The Catholic Church has banned social workers from talking about the church’s social welfare programme

A Catholic social worker has been ordered to stop talking about a controversial social welfare scheme as she looks set to lose her job.

The Social Services Minister told her she had to stop.

The order came after a senior social worker told her a programme was being “scrambled” by Catholic bishops to save the charity.

The Catholic Social Services Authority (CSSA) said it was reviewing the order and asked Ms St. Catherine’s to come to its meeting on Monday to discuss the issue.

“We will be making the necessary changes to address the matter, which we will take care of when the appropriate time comes,” it said in a statement.

“The CSSA is not aware of any breaches of this order.”

Ms St-Catherine, who has worked at the CSSA for 15 years, was told by the senior social work officer to stop discussing the scheme, which is funded by the Department of Social Protection.

The minister said she was not allowed to discuss it.

“It is not a conversation we want to have,” she said.

The CSSA told the ABC it was investigating the matter and taking a “stronger stance”.

The organisation is the only one of about 500 social workers in Australia to be subject to the directive, which allows for the sharing of information about social welfare schemes.

It was originally established in the 1980s, when the then prime minister Paul Keating was running for the premiership.

The scheme, known as Social Security Age Payment (SAAP), was set up to help older Australians save money and get on with their lives.

The programme provides support to people aged 65 and over who are in receipt of Social Security benefits.

The government estimates about 30,000 older Australians receive SAAP.

However, the scheme is also controversial because of concerns about the cost and lack of detail about how it was funded.

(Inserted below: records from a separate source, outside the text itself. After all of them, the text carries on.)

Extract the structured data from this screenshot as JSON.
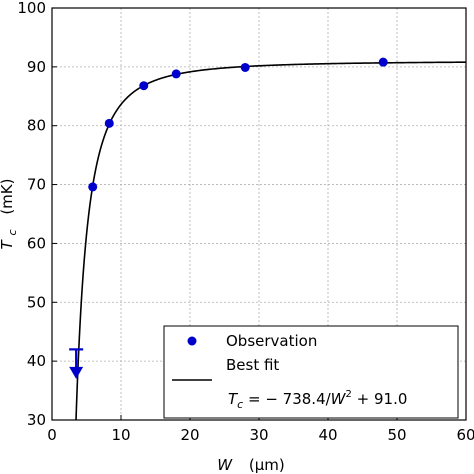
{
  "chart_data": {
    "type": "scatter",
    "xlabel_symbol": "W",
    "xlabel_unit": "(μm)",
    "ylabel_symbol": "T",
    "ylabel_sub": "c",
    "ylabel_unit": "(mK)",
    "xlim": [
      0,
      60
    ],
    "ylim": [
      30,
      100
    ],
    "xticks": [
      0,
      10,
      20,
      30,
      40,
      50,
      60
    ],
    "yticks": [
      30,
      40,
      50,
      60,
      70,
      80,
      90,
      100
    ],
    "grid": true,
    "legend_position": "bottom-right",
    "series": [
      {
        "name": "Observation",
        "kind": "scatter",
        "color": "#0000cc",
        "points": [
          {
            "x": 5.9,
            "y": 69.6
          },
          {
            "x": 8.3,
            "y": 80.4
          },
          {
            "x": 13.3,
            "y": 86.8
          },
          {
            "x": 18.0,
            "y": 88.8
          },
          {
            "x": 28.0,
            "y": 89.9
          },
          {
            "x": 48.0,
            "y": 90.8
          }
        ],
        "upper_limit": {
          "x": 3.5,
          "y_top": 42.0,
          "y_bottom": 38.0
        }
      },
      {
        "name": "Best fit",
        "kind": "line",
        "color": "#000000",
        "fit": {
          "a": -738.4,
          "b": 91.0
        }
      }
    ],
    "fit_equation": {
      "lhs": "T",
      "lhs_sub": "c",
      "rhs_prefix": " = − 738.4/",
      "rhs_var": "W",
      "rhs_exp": "2",
      "rhs_suffix": " + 91.0"
    }
  }
}
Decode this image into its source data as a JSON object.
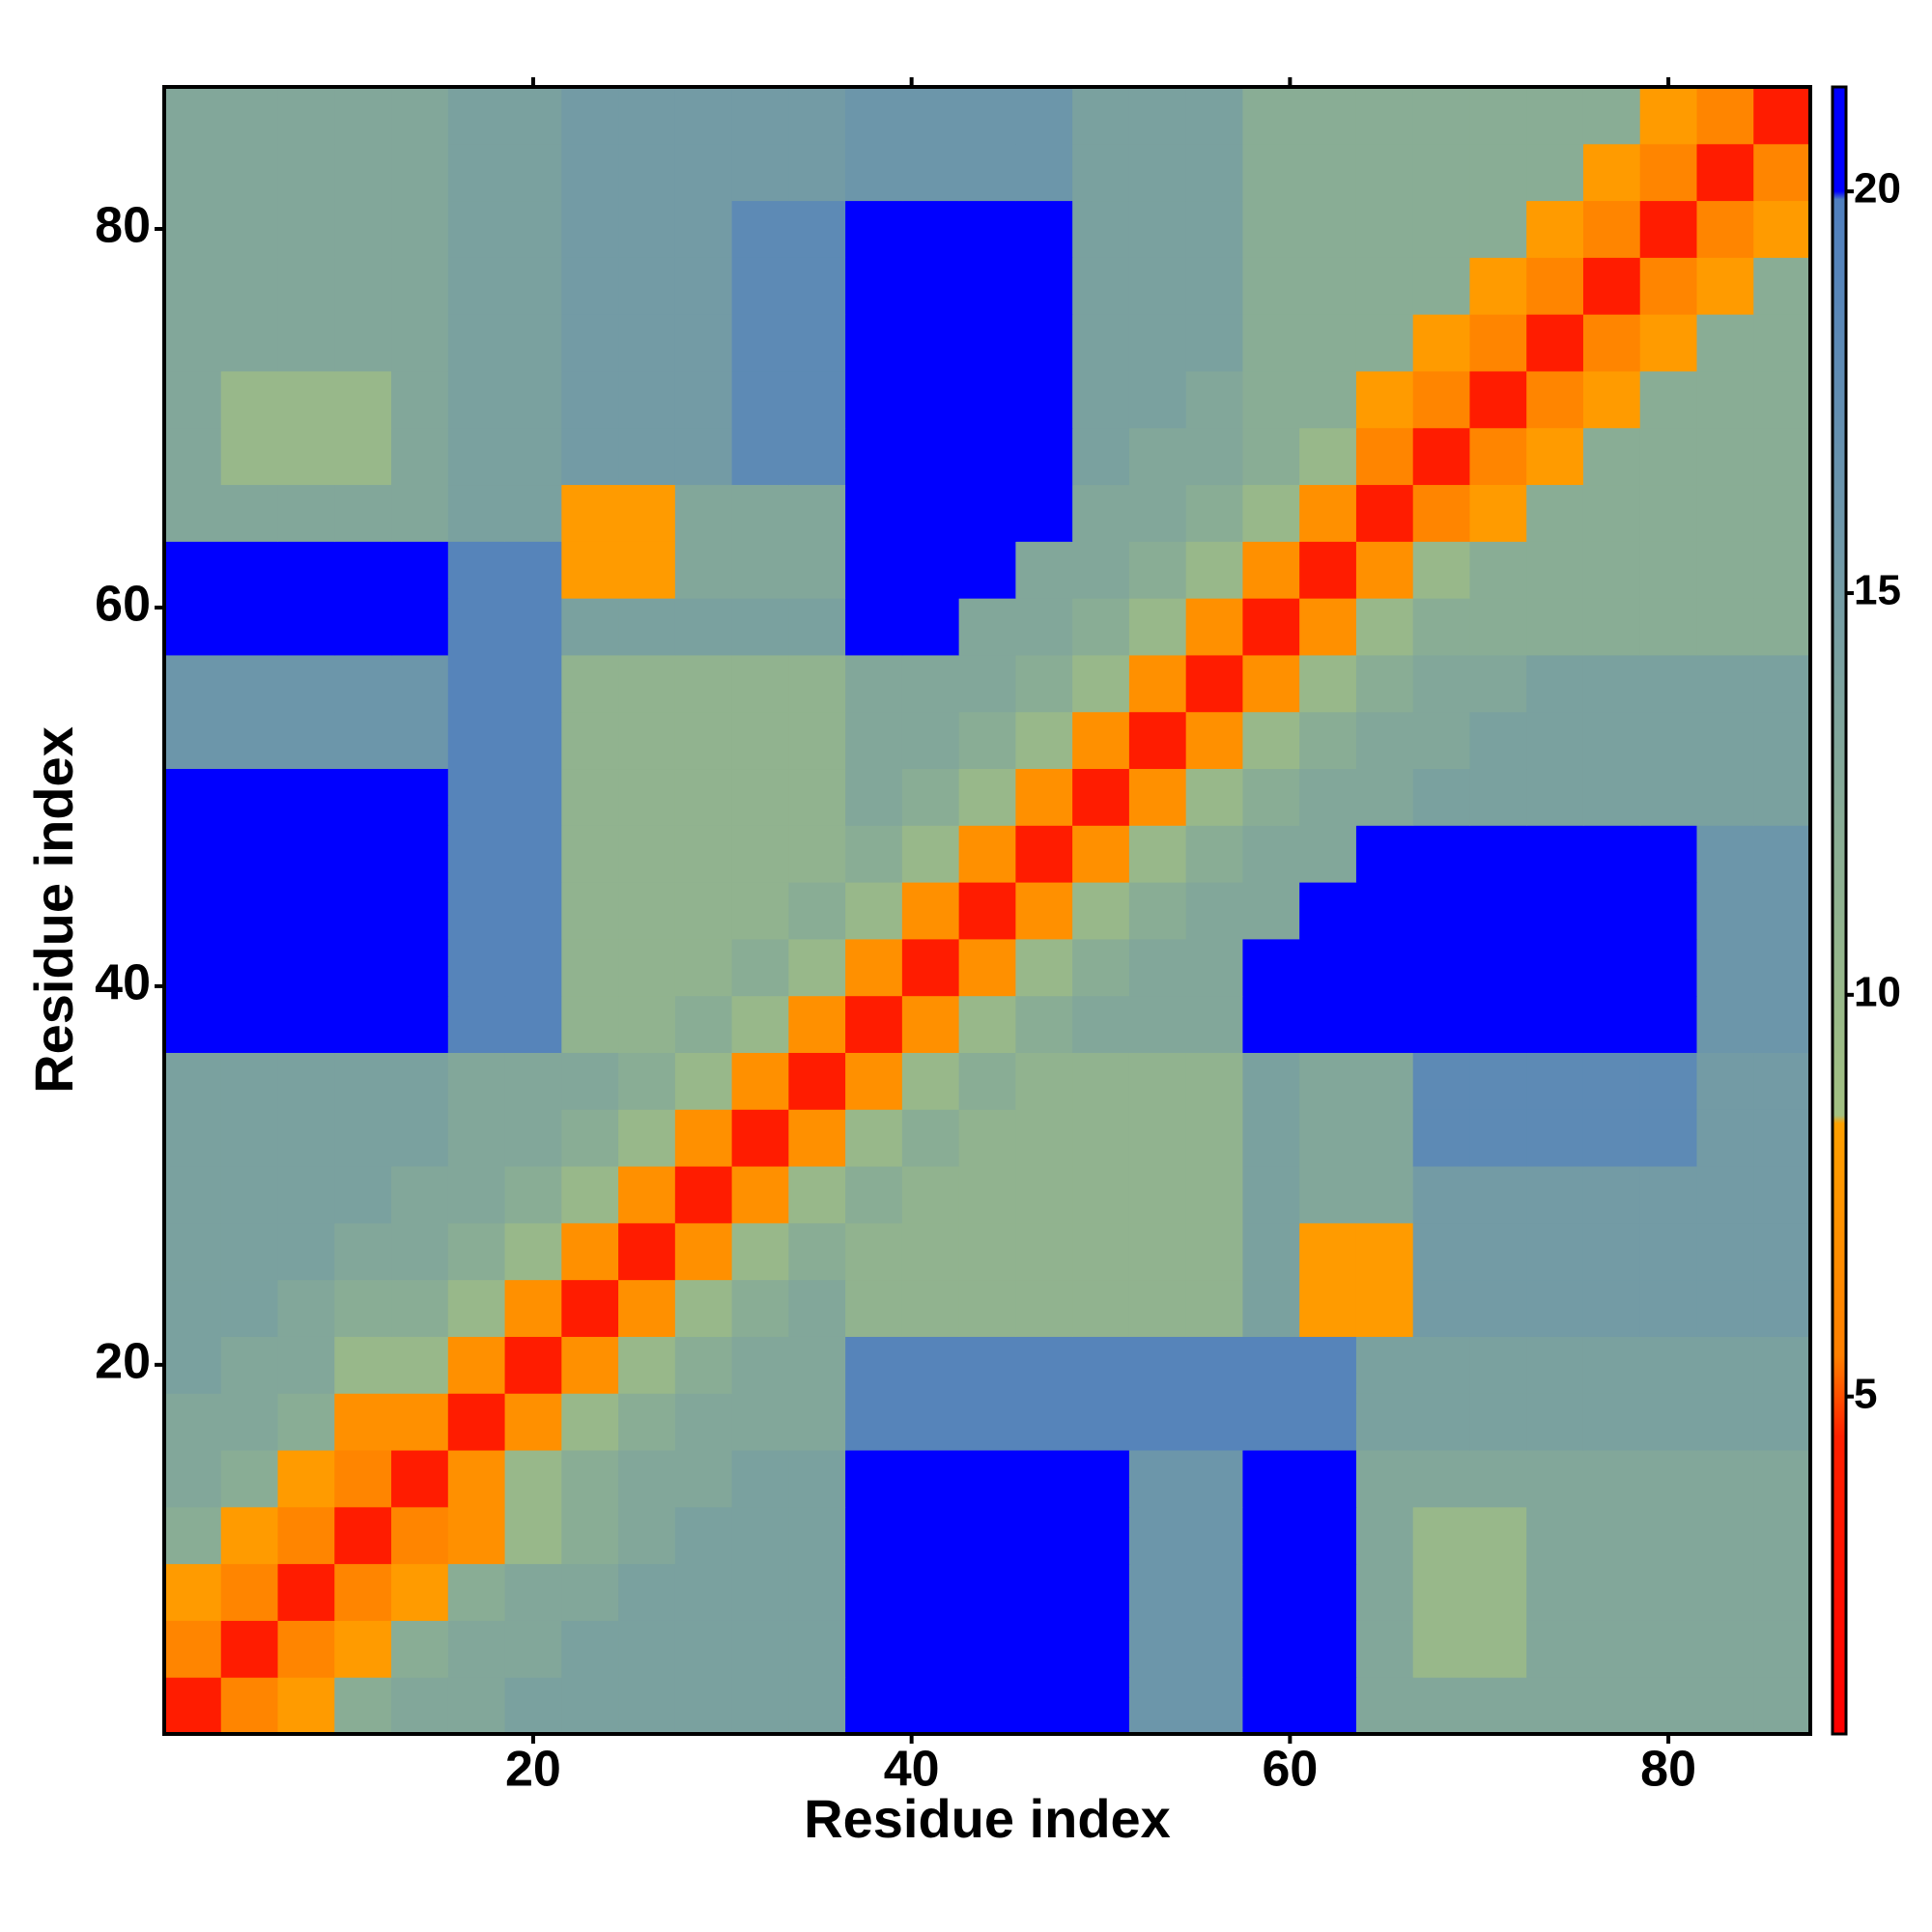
{
  "chart_data": {
    "type": "heatmap",
    "xlabel": "Residue index",
    "ylabel": "Residue index",
    "xbins": [
      0.5,
      3.5,
      6.5,
      9.5,
      12.5,
      15.5,
      18.5,
      21.5,
      24.5,
      27.5,
      30.5,
      33.5,
      36.5,
      39.5,
      42.5,
      45.5,
      48.5,
      51.5,
      54.5,
      57.5,
      60.5,
      63.5,
      66.5,
      69.5,
      72.5,
      75.5,
      78.5,
      81.5,
      84.5,
      87.5
    ],
    "ybins": [
      0.5,
      3.5,
      6.5,
      9.5,
      12.5,
      15.5,
      18.5,
      21.5,
      24.5,
      27.5,
      30.5,
      33.5,
      36.5,
      39.5,
      42.5,
      45.5,
      48.5,
      51.5,
      54.5,
      57.5,
      60.5,
      63.5,
      66.5,
      69.5,
      72.5,
      75.5,
      78.5,
      81.5,
      84.5,
      87.5
    ],
    "xlim": [
      0.5,
      87.5
    ],
    "ylim": [
      0.5,
      87.5
    ],
    "xticks": [
      20,
      40,
      60,
      80
    ],
    "yticks": [
      20,
      40,
      60,
      80
    ],
    "clim": [
      0.8,
      21.3
    ],
    "cticks": [
      5,
      10,
      15,
      20
    ],
    "colorscale": [
      [
        0.8,
        "#ff0000"
      ],
      [
        4.5,
        "#ff2000"
      ],
      [
        5.5,
        "#ff7f00"
      ],
      [
        8.4,
        "#ffa000"
      ],
      [
        8.5,
        "#a3c182"
      ],
      [
        19.9,
        "#4f7fbf"
      ],
      [
        20,
        "#0000ff"
      ],
      [
        21.3,
        "#0000ff"
      ]
    ],
    "z": [
      [
        4,
        6,
        8,
        12,
        13,
        13,
        14,
        14,
        14,
        14,
        14,
        14,
        20,
        20,
        20,
        20,
        20,
        16,
        16,
        20,
        20,
        13,
        13,
        13,
        13,
        13,
        13,
        13,
        13
      ],
      [
        6,
        4,
        6,
        8,
        12,
        13,
        13,
        14,
        14,
        14,
        14,
        14,
        20,
        20,
        20,
        20,
        20,
        16,
        16,
        20,
        20,
        13,
        10,
        10,
        13,
        13,
        13,
        13,
        13
      ],
      [
        8,
        6,
        4,
        6,
        8,
        12,
        13,
        13,
        14,
        14,
        14,
        14,
        20,
        20,
        20,
        20,
        20,
        16,
        16,
        20,
        20,
        13,
        10,
        10,
        13,
        13,
        13,
        13,
        13
      ],
      [
        12,
        8,
        6,
        4,
        6,
        7,
        10,
        12,
        13,
        14,
        14,
        14,
        20,
        20,
        20,
        20,
        20,
        16,
        16,
        20,
        20,
        13,
        10,
        10,
        13,
        13,
        13,
        13,
        13
      ],
      [
        13,
        12,
        8,
        6,
        4,
        7,
        10,
        12,
        13,
        13,
        14,
        14,
        20,
        20,
        20,
        20,
        20,
        16,
        16,
        20,
        20,
        13,
        13,
        13,
        13,
        13,
        13,
        13,
        13
      ],
      [
        13,
        13,
        12,
        7,
        7,
        4,
        7,
        10,
        12,
        13,
        13,
        13,
        19,
        19,
        19,
        19,
        19,
        19,
        19,
        19,
        19,
        14,
        14,
        14,
        14,
        14,
        14,
        14,
        14
      ],
      [
        14,
        13,
        13,
        10,
        10,
        7,
        4,
        7,
        10,
        12,
        13,
        13,
        19,
        19,
        19,
        19,
        19,
        19,
        19,
        19,
        19,
        14,
        14,
        14,
        14,
        14,
        14,
        14,
        14
      ],
      [
        14,
        14,
        13,
        12,
        12,
        10,
        7,
        4,
        7,
        10,
        12,
        13,
        11,
        11,
        11,
        11,
        11,
        11,
        11,
        14,
        8,
        8,
        15,
        15,
        15,
        15,
        15,
        15,
        15
      ],
      [
        14,
        14,
        14,
        13,
        13,
        12,
        10,
        7,
        4,
        7,
        10,
        12,
        11,
        11,
        11,
        11,
        11,
        11,
        11,
        14,
        8,
        8,
        15,
        15,
        15,
        15,
        15,
        15,
        15
      ],
      [
        14,
        14,
        14,
        14,
        13,
        13,
        12,
        10,
        7,
        4,
        7,
        10,
        12,
        11,
        11,
        11,
        11,
        11,
        11,
        14,
        13,
        13,
        15,
        15,
        15,
        15,
        15,
        15,
        15
      ],
      [
        14,
        14,
        14,
        14,
        14,
        13,
        13,
        12,
        10,
        7,
        4,
        7,
        10,
        12,
        11,
        11,
        11,
        11,
        11,
        14,
        13,
        13,
        18,
        18,
        18,
        18,
        18,
        15,
        15
      ],
      [
        14,
        14,
        14,
        14,
        14,
        13,
        13,
        13,
        12,
        10,
        7,
        4,
        7,
        10,
        12,
        11,
        11,
        11,
        11,
        14,
        13,
        13,
        18,
        18,
        18,
        18,
        18,
        15,
        15
      ],
      [
        20,
        20,
        20,
        20,
        20,
        19,
        19,
        11,
        11,
        12,
        10,
        7,
        4,
        7,
        10,
        12,
        13,
        13,
        13,
        21,
        21,
        21,
        21,
        21,
        21,
        21,
        21,
        16,
        16
      ],
      [
        20,
        20,
        20,
        20,
        20,
        19,
        19,
        11,
        11,
        11,
        12,
        10,
        7,
        4,
        7,
        10,
        12,
        13,
        13,
        21,
        21,
        21,
        21,
        21,
        21,
        21,
        21,
        16,
        16
      ],
      [
        20,
        20,
        20,
        20,
        20,
        19,
        19,
        11,
        11,
        11,
        11,
        12,
        10,
        7,
        4,
        7,
        10,
        12,
        13,
        13,
        21,
        21,
        21,
        21,
        21,
        21,
        21,
        16,
        16
      ],
      [
        20,
        20,
        20,
        20,
        20,
        19,
        19,
        11,
        11,
        11,
        11,
        11,
        12,
        10,
        7,
        4,
        7,
        10,
        12,
        13,
        13,
        21,
        21,
        21,
        21,
        21,
        21,
        16,
        16
      ],
      [
        20,
        20,
        20,
        20,
        20,
        19,
        19,
        11,
        11,
        11,
        11,
        11,
        13,
        12,
        10,
        7,
        4,
        7,
        10,
        12,
        13,
        13,
        14,
        14,
        14,
        14,
        14,
        14,
        14
      ],
      [
        16,
        16,
        16,
        16,
        16,
        19,
        19,
        11,
        11,
        11,
        11,
        11,
        13,
        13,
        12,
        10,
        7,
        4,
        7,
        10,
        12,
        13,
        13,
        14,
        14,
        14,
        14,
        14,
        14
      ],
      [
        16,
        16,
        16,
        16,
        16,
        19,
        19,
        11,
        11,
        11,
        11,
        11,
        13,
        13,
        13,
        12,
        10,
        7,
        4,
        7,
        10,
        12,
        13,
        13,
        14,
        14,
        14,
        14,
        14
      ],
      [
        20,
        20,
        20,
        20,
        20,
        19,
        19,
        14,
        14,
        14,
        14,
        14,
        21,
        21,
        13,
        13,
        12,
        10,
        7,
        4,
        7,
        10,
        12,
        12,
        12,
        12,
        12,
        12,
        12
      ],
      [
        20,
        20,
        20,
        20,
        20,
        19,
        19,
        8,
        8,
        13,
        13,
        13,
        21,
        21,
        21,
        13,
        13,
        12,
        10,
        7,
        4,
        7,
        10,
        12,
        12,
        12,
        12,
        12,
        12
      ],
      [
        13,
        13,
        13,
        13,
        13,
        14,
        14,
        8,
        8,
        13,
        13,
        13,
        21,
        21,
        21,
        21,
        13,
        13,
        12,
        10,
        7,
        4,
        6,
        8,
        12,
        12,
        12,
        12,
        12
      ],
      [
        13,
        10,
        10,
        10,
        13,
        14,
        14,
        15,
        15,
        15,
        18,
        18,
        21,
        21,
        21,
        21,
        14,
        13,
        13,
        12,
        10,
        6,
        4,
        6,
        8,
        12,
        12,
        12,
        12
      ],
      [
        13,
        10,
        10,
        10,
        13,
        14,
        14,
        15,
        15,
        15,
        18,
        18,
        21,
        21,
        21,
        21,
        14,
        14,
        13,
        12,
        12,
        8,
        6,
        4,
        6,
        8,
        12,
        12,
        12
      ],
      [
        13,
        13,
        13,
        13,
        13,
        14,
        14,
        15,
        15,
        15,
        18,
        18,
        21,
        21,
        21,
        21,
        14,
        14,
        14,
        12,
        12,
        12,
        8,
        6,
        4,
        6,
        8,
        12,
        12
      ],
      [
        13,
        13,
        13,
        13,
        13,
        14,
        14,
        15,
        15,
        15,
        18,
        18,
        21,
        21,
        21,
        21,
        14,
        14,
        14,
        12,
        12,
        12,
        12,
        8,
        6,
        4,
        6,
        8,
        12
      ],
      [
        13,
        13,
        13,
        13,
        13,
        14,
        14,
        15,
        15,
        15,
        18,
        18,
        21,
        21,
        21,
        21,
        14,
        14,
        14,
        12,
        12,
        12,
        12,
        12,
        8,
        6,
        4,
        6,
        8
      ],
      [
        13,
        13,
        13,
        13,
        13,
        14,
        14,
        15,
        15,
        15,
        15,
        15,
        16,
        16,
        16,
        16,
        14,
        14,
        14,
        12,
        12,
        12,
        12,
        12,
        12,
        8,
        6,
        4,
        6
      ],
      [
        13,
        13,
        13,
        13,
        13,
        14,
        14,
        15,
        15,
        15,
        15,
        15,
        16,
        16,
        16,
        16,
        14,
        14,
        14,
        12,
        12,
        12,
        12,
        12,
        12,
        12,
        8,
        6,
        4
      ]
    ]
  }
}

Social Services Department secretary Paul McQuaid said Ms St‑Catherine was being punished for not discussing the issue with the CSSAs senior social workers.

He said it could result in a breach of the Ministerial Code of Conduct for CSSA staff.

“I would urge that the minister takes into account that the CSSSA’s senior social care workers have to deal with a number of complex and sensitive issues including the issue of funding and the way that funds are allocated,” Mr McQuays said.

“That includes a review of the way in which SAAP was administered, and how it is currently funded.”

Ms Cavanaugh said she would be appealing the decision to the Administrative Appeals Tribunal.

She said she has already been warned about the decision, but had not received a formal warning.

She has been told by CSSA to stop working on the scheme.

She also has concerns about how much money is being spent on the programme and what it is used for.

“This is the first time I have been asked to make a speech about this, and I am not really sure how this is being funded, how it’s being administered, or how much it’s actually saving people,” she told the Four Four Two program.

“There’s no way I am going to talk about it without it going to the tribunal, and then I have to start working on another speech, because I’m not going to be able to talk at all.”

A spokeswoman for Ms St Catherine said she had been told to stop speaking about the issue, which she had already discussed with the senior director of social work.

“Our work is very complex and it is really important that we keep working together in a way that does not cause undue distraction,” she wrote.

The decision comes after the Government announced it would introduce a new social welfare entitlement, SAAP Plus, for those aged 65-plus who can prove they are in poverty and do not qualify for the Old Age Pension.

This new scheme will cost $5.6 billion over five years and be funded by a $10 billion injection of government money.

The new plan would allow people to receive a higher level of support, but it would not cover the cost of living increases that would have come with the change.

It will be introduced in December.

It is expected to raise $2.5 billion for the program over the five years, but that will depend on the Government collecting and redistributing some of the money.

Social Security Minister Peter Dutton said the Government had committed to saving $2 billion a year.

“As part of that, we will spend more than $2billion a year in SAAP, and that will be put into SAAP plus for older Australians in the future,” he said.

Ms St Catherine is expected in Adelaide on Monday.

A spokesperson for CSBS said it had not heard from Ms St Catchers boss.